# EGR Valve Location



## rowlers (Sep 15, 2008)

Anyone point me in the right direction to find the EGR valve?

I've looked through the X-Trail Factory Service Manual, but I can't find it! Do Nissan call it something different?

Thanks


----------



## aussietrail (Sep 24, 2004)

It's the golden bit near your engine on the right side of it I think.

Have a look at THIS video and you'll recongnise it.


----------



## rowlers (Sep 15, 2008)

Thanks, should have really said, I have the 2.2 DCi engine!

Cheers


----------



## aussietrail (Sep 24, 2004)

Yes I realised that you have a diesel engine, as this EGR valve was the cause of some problems with the diesel exy.


----------



## The Mad Hat Man (Oct 3, 2006)

Isnt it common practice on the X-T to remove/blank off the EGR, as It is known to crud up the sytem?


----------



## rowlers (Sep 15, 2008)

I've been told that they are a pain in the ar$s generally ant just on exys. I've got some cleaner to clean the gunk out, see how it goes!


----------



## aussietrail (Sep 24, 2004)

The Mad Hat Man said:


> Isnt it common practice on the X-T to remove/blank off the EGR, as It is known to crud up the sytem?


Depends on what exhaust system you're using I guess 

Mine is fine after 6 years of driving with an upgraded exhaust system and high flow cat converter, so it's not clogging-up anything.


----------



## The Mad Hat Man (Oct 3, 2006)

I know a lot of the Mistsubishi/Vauxhall/Land Rover guys blank off the EGR and find it makes a significant improvement, both in performance and economy, particularly if any/all the crud is removed from the EGR system. Has anyone blanked off their X-T? I notice lots of kits for the above on e-bay, but none for the X-T, as yet.


----------



## TKH (May 19, 2007)

I thought the QR25DE has no EGR valve ... ???


----------



## aussietrail (Sep 24, 2004)

TKH said:


> I thought the QR25DE has no EGR valve ... ???


I stand corrected. Been spending too much time working on my wife's Mazda and I thought I saw this EGR valve in my exy when in fact it was in her Mazda.

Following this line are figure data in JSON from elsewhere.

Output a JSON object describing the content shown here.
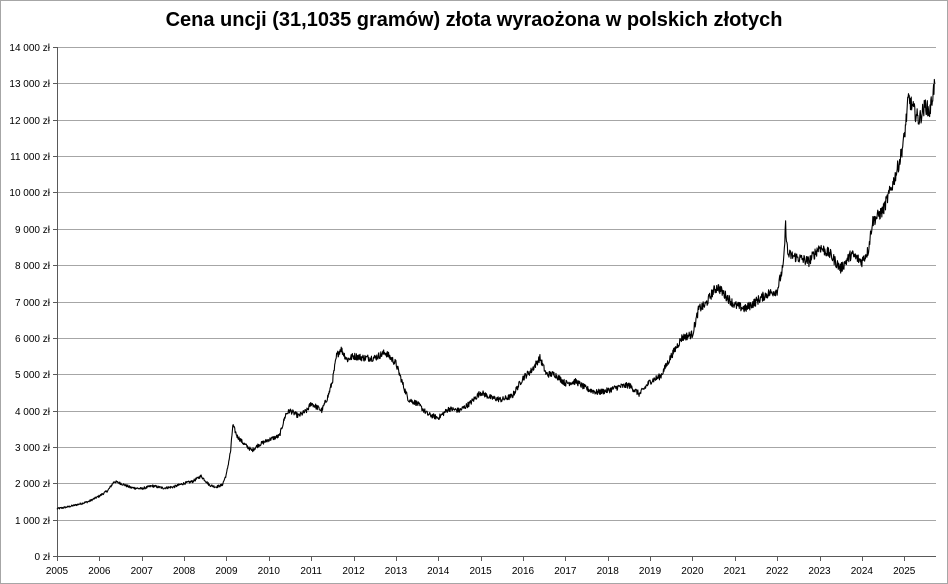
{
  "chart_data": {
    "type": "line",
    "title": "Cena uncji (31,1035 gramów) złota wyraożona w polskich złotych",
    "xlabel": "",
    "ylabel": "",
    "ylim": [
      0,
      14000
    ],
    "xlim": [
      2005,
      2025.75
    ],
    "grid": true,
    "legend": "none",
    "line_color": "#000000",
    "grid_color": "#a6a6a6",
    "y_ticks": [
      {
        "value": 0,
        "label": "0 zł"
      },
      {
        "value": 1000,
        "label": "1 000 zł"
      },
      {
        "value": 2000,
        "label": "2 000 zł"
      },
      {
        "value": 3000,
        "label": "3 000 zł"
      },
      {
        "value": 4000,
        "label": "4 000 zł"
      },
      {
        "value": 5000,
        "label": "5 000 zł"
      },
      {
        "value": 6000,
        "label": "6 000 zł"
      },
      {
        "value": 7000,
        "label": "7 000 zł"
      },
      {
        "value": 8000,
        "label": "8 000 zł"
      },
      {
        "value": 9000,
        "label": "9 000 zł"
      },
      {
        "value": 10000,
        "label": "10 000 zł"
      },
      {
        "value": 11000,
        "label": "11 000 zł"
      },
      {
        "value": 12000,
        "label": "12 000 zł"
      },
      {
        "value": 13000,
        "label": "13 000 zł"
      },
      {
        "value": 14000,
        "label": "14 000 zł"
      }
    ],
    "x_ticks": [
      "2005",
      "2006",
      "2007",
      "2008",
      "2009",
      "2010",
      "2011",
      "2012",
      "2013",
      "2014",
      "2015",
      "2016",
      "2017",
      "2018",
      "2019",
      "2020",
      "2021",
      "2022",
      "2023",
      "2024",
      "2025"
    ],
    "series": [
      {
        "x": [
          2005.0,
          2005.25,
          2005.5,
          2005.75,
          2006.0,
          2006.2,
          2006.35,
          2006.5,
          2006.75,
          2007.0,
          2007.25,
          2007.5,
          2007.75,
          2008.0,
          2008.2,
          2008.4,
          2008.6,
          2008.75,
          2008.9,
          2009.0,
          2009.1,
          2009.15,
          2009.25,
          2009.4,
          2009.6,
          2009.75,
          2010.0,
          2010.25,
          2010.4,
          2010.5,
          2010.7,
          2010.9,
          2011.0,
          2011.25,
          2011.4,
          2011.5,
          2011.6,
          2011.7,
          2011.85,
          2012.0,
          2012.25,
          2012.5,
          2012.75,
          2013.0,
          2013.2,
          2013.3,
          2013.5,
          2013.75,
          2014.0,
          2014.25,
          2014.5,
          2014.75,
          2015.0,
          2015.25,
          2015.5,
          2015.75,
          2016.0,
          2016.2,
          2016.4,
          2016.55,
          2016.75,
          2017.0,
          2017.25,
          2017.5,
          2017.75,
          2018.0,
          2018.25,
          2018.5,
          2018.75,
          2019.0,
          2019.25,
          2019.5,
          2019.75,
          2020.0,
          2020.15,
          2020.3,
          2020.5,
          2020.6,
          2020.75,
          2021.0,
          2021.25,
          2021.5,
          2021.75,
          2022.0,
          2022.15,
          2022.2,
          2022.25,
          2022.5,
          2022.75,
          2023.0,
          2023.25,
          2023.5,
          2023.75,
          2024.0,
          2024.15,
          2024.25,
          2024.5,
          2024.75,
          2024.9,
          2025.0,
          2025.1,
          2025.25,
          2025.35,
          2025.5,
          2025.6,
          2025.72
        ],
        "values": [
          1300,
          1350,
          1420,
          1500,
          1650,
          1800,
          2050,
          2000,
          1880,
          1850,
          1930,
          1870,
          1900,
          2000,
          2050,
          2200,
          1950,
          1900,
          1950,
          2250,
          2900,
          3600,
          3300,
          3100,
          2900,
          3050,
          3200,
          3300,
          3900,
          4000,
          3850,
          4000,
          4200,
          4000,
          4400,
          4800,
          5500,
          5700,
          5400,
          5500,
          5450,
          5450,
          5600,
          5300,
          4600,
          4300,
          4200,
          3900,
          3800,
          4050,
          4000,
          4200,
          4500,
          4350,
          4300,
          4400,
          4900,
          5100,
          5450,
          5000,
          5000,
          4750,
          4800,
          4600,
          4500,
          4550,
          4650,
          4700,
          4450,
          4800,
          4950,
          5500,
          6000,
          6100,
          6800,
          6900,
          7300,
          7400,
          7200,
          6900,
          6800,
          7000,
          7200,
          7300,
          8000,
          9100,
          8300,
          8200,
          8100,
          8500,
          8300,
          7900,
          8300,
          8100,
          8400,
          9200,
          9500,
          10300,
          10900,
          11500,
          12600,
          12200,
          12000,
          12400,
          12200,
          13000
        ]
      }
    ]
  }
}
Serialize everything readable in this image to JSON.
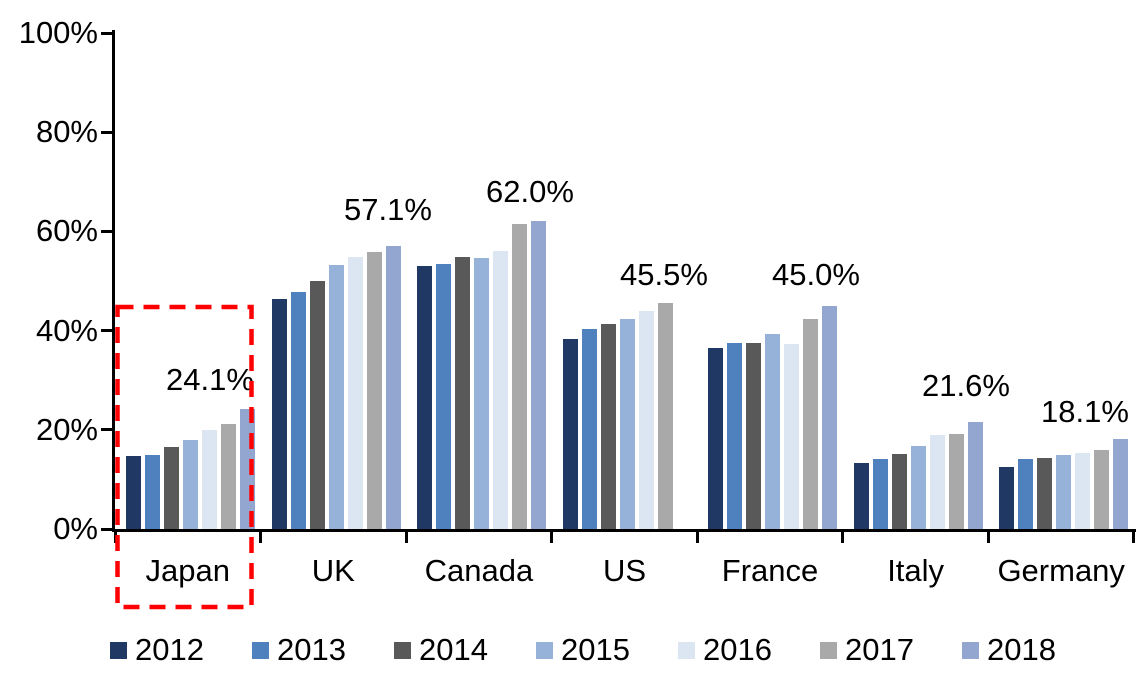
{
  "chart_data": {
    "type": "bar",
    "title": "",
    "xlabel": "",
    "ylabel": "",
    "categories": [
      "Japan",
      "UK",
      "Canada",
      "US",
      "France",
      "Italy",
      "Germany"
    ],
    "series": [
      {
        "name": "2012",
        "color": "#1F3864",
        "values": [
          14.7,
          46.3,
          53.0,
          38.4,
          36.5,
          13.3,
          12.6
        ]
      },
      {
        "name": "2013",
        "color": "#4E81BD",
        "values": [
          14.9,
          47.8,
          53.4,
          40.3,
          37.6,
          14.1,
          14.2
        ]
      },
      {
        "name": "2014",
        "color": "#595959",
        "values": [
          16.6,
          50.0,
          54.8,
          41.3,
          37.6,
          15.2,
          14.4
        ]
      },
      {
        "name": "2015",
        "color": "#97B2D8",
        "values": [
          17.9,
          53.2,
          54.7,
          42.3,
          39.4,
          16.8,
          14.9
        ]
      },
      {
        "name": "2016",
        "color": "#DCE6F2",
        "values": [
          19.9,
          54.8,
          56.1,
          43.9,
          37.3,
          19.0,
          15.4
        ]
      },
      {
        "name": "2017",
        "color": "#A9A9A9",
        "values": [
          21.1,
          55.8,
          61.4,
          45.5,
          42.3,
          19.2,
          15.9
        ]
      },
      {
        "name": "2018",
        "color": "#93A6D0",
        "values": [
          24.1,
          57.1,
          62.0,
          null,
          45.0,
          21.6,
          18.1
        ]
      }
    ],
    "value_labels": [
      {
        "category": "Japan",
        "text": "24.1%"
      },
      {
        "category": "UK",
        "text": "57.1%"
      },
      {
        "category": "Canada",
        "text": "62.0%"
      },
      {
        "category": "US",
        "text": "45.5%"
      },
      {
        "category": "France",
        "text": "45.0%"
      },
      {
        "category": "Italy",
        "text": "21.6%"
      },
      {
        "category": "Germany",
        "text": "18.1%"
      }
    ],
    "y_axis": {
      "min": 0,
      "max": 100,
      "tick_step": 20,
      "tick_labels": [
        "0%",
        "20%",
        "40%",
        "60%",
        "80%",
        "100%"
      ]
    },
    "legend": {
      "position": "bottom",
      "entries": [
        "2012",
        "2013",
        "2014",
        "2015",
        "2016",
        "2017",
        "2018"
      ]
    },
    "grid": false,
    "annotations": {
      "highlight_box": {
        "category": "Japan",
        "style": "dashed",
        "color": "#FF0000"
      }
    }
  }
}
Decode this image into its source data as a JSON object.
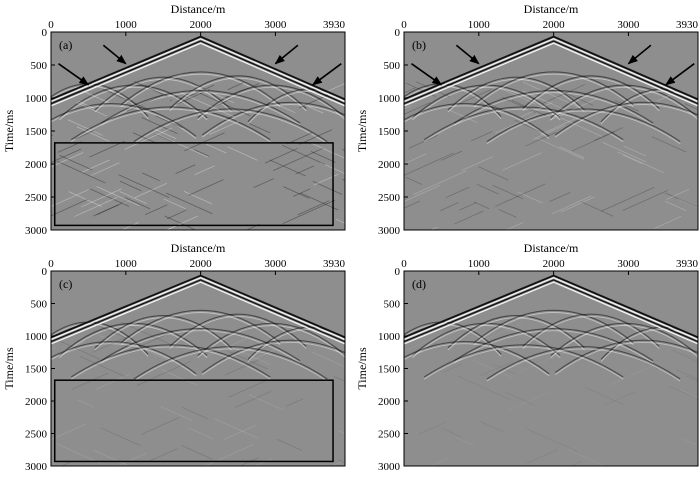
{
  "chart_data": [
    {
      "type": "heatmap",
      "panel_label": "(a)",
      "title": "",
      "xlabel": "Distance/m",
      "ylabel": "Time/ms",
      "xlim": [
        0,
        3930
      ],
      "ylim": [
        3000,
        0
      ],
      "xticks": [
        0,
        1000,
        2000,
        3000,
        3930
      ],
      "yticks": [
        0,
        500,
        1000,
        1500,
        2000,
        2500,
        3000
      ],
      "xtick_labels": [
        "0",
        "1000",
        "2000",
        "3000",
        "3930"
      ],
      "ytick_labels": [
        "0",
        "500",
        "1000",
        "1500",
        "2000",
        "2500",
        "3000"
      ],
      "noise_level": "high",
      "first_break": {
        "apex_x": 2000,
        "apex_t": 70,
        "end_t": 1020
      },
      "highlight_box": {
        "x0": 50,
        "x1": 3770,
        "t0": 1680,
        "t1": 2930
      },
      "arrows": [
        {
          "x": 1000,
          "t": 480,
          "from_x": 700,
          "from_t": 200
        },
        {
          "x": 500,
          "t": 800,
          "from_x": 100,
          "from_t": 480
        },
        {
          "x": 3000,
          "t": 480,
          "from_x": 3300,
          "from_t": 200
        },
        {
          "x": 3500,
          "t": 800,
          "from_x": 3880,
          "from_t": 480
        }
      ]
    },
    {
      "type": "heatmap",
      "panel_label": "(b)",
      "title": "",
      "xlabel": "Distance/m",
      "ylabel": "Time/ms",
      "xlim": [
        0,
        3930
      ],
      "ylim": [
        3000,
        0
      ],
      "xticks": [
        0,
        1000,
        2000,
        3000,
        3930
      ],
      "yticks": [
        0,
        500,
        1000,
        1500,
        2000,
        2500,
        3000
      ],
      "xtick_labels": [
        "0",
        "1000",
        "2000",
        "3000",
        "3930"
      ],
      "ytick_labels": [
        "0",
        "500",
        "1000",
        "1500",
        "2000",
        "2500",
        "3000"
      ],
      "noise_level": "medium",
      "first_break": {
        "apex_x": 2000,
        "apex_t": 70,
        "end_t": 1020
      },
      "highlight_box": null,
      "arrows": [
        {
          "x": 1000,
          "t": 480,
          "from_x": 700,
          "from_t": 200
        },
        {
          "x": 500,
          "t": 800,
          "from_x": 100,
          "from_t": 480
        },
        {
          "x": 3000,
          "t": 480,
          "from_x": 3300,
          "from_t": 200
        },
        {
          "x": 3500,
          "t": 800,
          "from_x": 3880,
          "from_t": 480
        }
      ]
    },
    {
      "type": "heatmap",
      "panel_label": "(c)",
      "title": "",
      "xlabel": "Distance/m",
      "ylabel": "Time/ms",
      "xlim": [
        0,
        3930
      ],
      "ylim": [
        3000,
        0
      ],
      "xticks": [
        0,
        1000,
        2000,
        3000,
        3930
      ],
      "yticks": [
        0,
        500,
        1000,
        1500,
        2000,
        2500,
        3000
      ],
      "xtick_labels": [
        "0",
        "1000",
        "2000",
        "3000",
        "3930"
      ],
      "ytick_labels": [
        "0",
        "500",
        "1000",
        "1500",
        "2000",
        "2500",
        "3000"
      ],
      "noise_level": "low",
      "first_break": {
        "apex_x": 2000,
        "apex_t": 70,
        "end_t": 1020
      },
      "highlight_box": {
        "x0": 50,
        "x1": 3770,
        "t0": 1680,
        "t1": 2930
      },
      "arrows": []
    },
    {
      "type": "heatmap",
      "panel_label": "(d)",
      "title": "",
      "xlabel": "Distance/m",
      "ylabel": "Time/ms",
      "xlim": [
        0,
        3930
      ],
      "ylim": [
        3000,
        0
      ],
      "xticks": [
        0,
        1000,
        2000,
        3000,
        3930
      ],
      "yticks": [
        0,
        500,
        1000,
        1500,
        2000,
        2500,
        3000
      ],
      "xtick_labels": [
        "0",
        "1000",
        "2000",
        "3000",
        "3930"
      ],
      "ytick_labels": [
        "0",
        "500",
        "1000",
        "1500",
        "2000",
        "2500",
        "3000"
      ],
      "noise_level": "very-low",
      "first_break": {
        "apex_x": 2000,
        "apex_t": 70,
        "end_t": 1020
      },
      "highlight_box": null,
      "arrows": []
    }
  ],
  "colors": {
    "background": "#8e8e8e",
    "axis": "#000000",
    "event_dark": "#111111",
    "event_light": "#f4f4f4"
  }
}
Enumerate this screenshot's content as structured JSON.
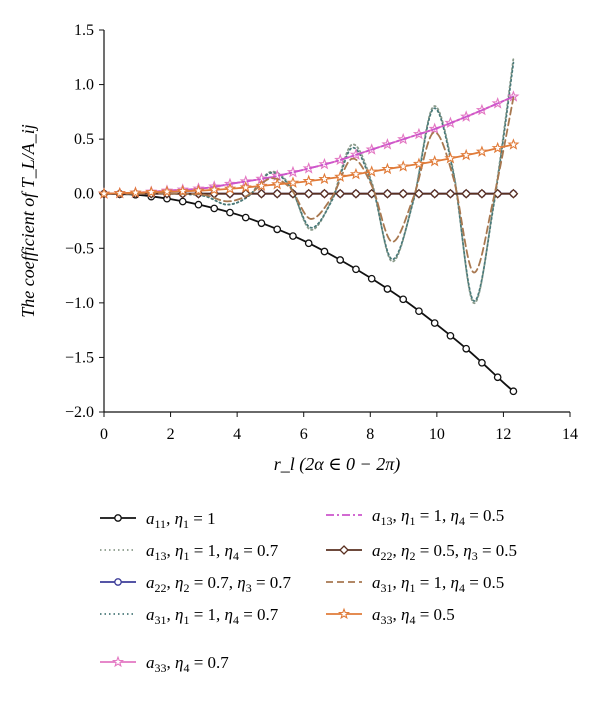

The QR25DE does NOT have an EGR valve indeed, instead it uses large valve overlap at cruise and under engine braking to suck exhaust gas back in from the exhaust manifold.

The diesel engine does have it though.


----------



## ValBoo (May 19, 2003)

aussietrail said:


> ............The QR25DE does NOT have an EGR valve indeed, instead it uses *large valve overlap *at cruise and under engine braking *to suck exhaust gas back in from the exhaust manifold*.
> ............


Which was why there were engine failures in the early QR models because the fine particles broken away from the pre-cat core would get sucked back into the engine and "skratch away" the cylinder walls


----------



## aussietrail (Sep 24, 2004)

Exactly Marc  but in our case, replacing the ceramic core cat converter (which is part of the manifold) with a stainless steel high flow cat converter, solves this problem forever.


----------